Als Burnout-Betroffener möchte ich rufen: "Endlich greift mal jemand diesen Aspekt auf, der in der medialen Betrachtungswelle bisher kaum jemals berücksichtigt wurde!!!" Ja, auch das Umfeld trägt - zum Teil entscheidend - dazu bei, ob jemand, der für das Ausbrennen empfänglich ist, wirklich in den Burnout hinein gerät. Das sozioökonomische Umfeld des Burnout-Betroffenen wird vom Autor kritisch unter die Lupe genommen und sprachlich sehr treffend analysiert und skizziert.
In den folgenen Kapiteln wird das postindustrielle Arbeitsumfeld entmythologisiert und seine zunehmende Entmenschlichung charakterisiert:
1. Die alltägliche Überforderung
2. Die Burnout-Industrie
3. Mythos Multitasking
4. Illusion Zeitmanagement
5. Information Overload
6. Die Entgrenzung der Arbeit
7. Das Chef-Problem
8. Markt und Moral
9. Der Cooldown - eine Utopie?
Einen herzlichen Dank an Herrn Väth, die Thematik von dieser speziellen Seite beleuchtet zu haben. Viele Ratgeber zum Burnout machen es sich zu einfach, wenn sie z.B. postulieren: "Lernen Sie, 'Nein' zu sagen!" Wenn das Nein-Sagen im betrieblichen Umfeld keine Option ist, habe ich zwei Möglichkeiten: Nein zu sagen und auf der Straße zu stehen, oder weiterzumachen bis zum Burnout. Beides sind keine wirklich wünschenswerten Optionen. That's real life außerhalb jeglicher psychotherapeutischen Wohlfühlwolke.

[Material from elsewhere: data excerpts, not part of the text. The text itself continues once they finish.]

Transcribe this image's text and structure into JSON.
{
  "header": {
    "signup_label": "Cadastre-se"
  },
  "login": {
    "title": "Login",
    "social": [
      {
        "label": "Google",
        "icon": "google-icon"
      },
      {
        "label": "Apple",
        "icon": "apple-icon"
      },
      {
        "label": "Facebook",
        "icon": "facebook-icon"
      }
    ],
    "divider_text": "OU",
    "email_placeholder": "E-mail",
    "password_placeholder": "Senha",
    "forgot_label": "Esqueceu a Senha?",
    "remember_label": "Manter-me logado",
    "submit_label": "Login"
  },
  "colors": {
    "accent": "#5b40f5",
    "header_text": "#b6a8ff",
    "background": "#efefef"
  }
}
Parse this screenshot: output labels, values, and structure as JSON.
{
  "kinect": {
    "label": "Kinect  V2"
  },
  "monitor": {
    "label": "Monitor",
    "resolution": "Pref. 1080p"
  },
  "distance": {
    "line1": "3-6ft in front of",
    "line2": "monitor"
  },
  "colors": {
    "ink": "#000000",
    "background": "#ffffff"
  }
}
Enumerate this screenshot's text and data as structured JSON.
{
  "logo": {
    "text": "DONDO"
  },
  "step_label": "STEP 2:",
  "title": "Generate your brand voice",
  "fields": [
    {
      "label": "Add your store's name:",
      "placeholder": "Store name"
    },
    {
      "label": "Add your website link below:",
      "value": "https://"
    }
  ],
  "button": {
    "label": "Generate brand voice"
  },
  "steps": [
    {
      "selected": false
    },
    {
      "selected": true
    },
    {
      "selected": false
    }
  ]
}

So wichtig es für den einzelnen Betroffenen ist, wieder innerlich stabil zu werden, so nötig ist es, dass Arbeitsumfelder geschaffen werden, die Burnout-Prävention nicht nur als Vermittlung von Coaches und Therapeuten verstehen. Auf die Unternehmen, ja die ganze Gesellschaft kommt ein wichtiger Paradigmenwechsel zu: nicht einfach "immer schneller, immer weiter so", sondern die Ausrichtung des Arbeitsumfeldes an den tatsächlichen menschlichen Gegebenheiten, damit wieder kreativ und produktiv gearbeitet werden kann.
Ein in meinen Augen hervorragendes und längst überfälliges Buch.
Kann man eigentlich auch mehr als fünf Sterne vergeben???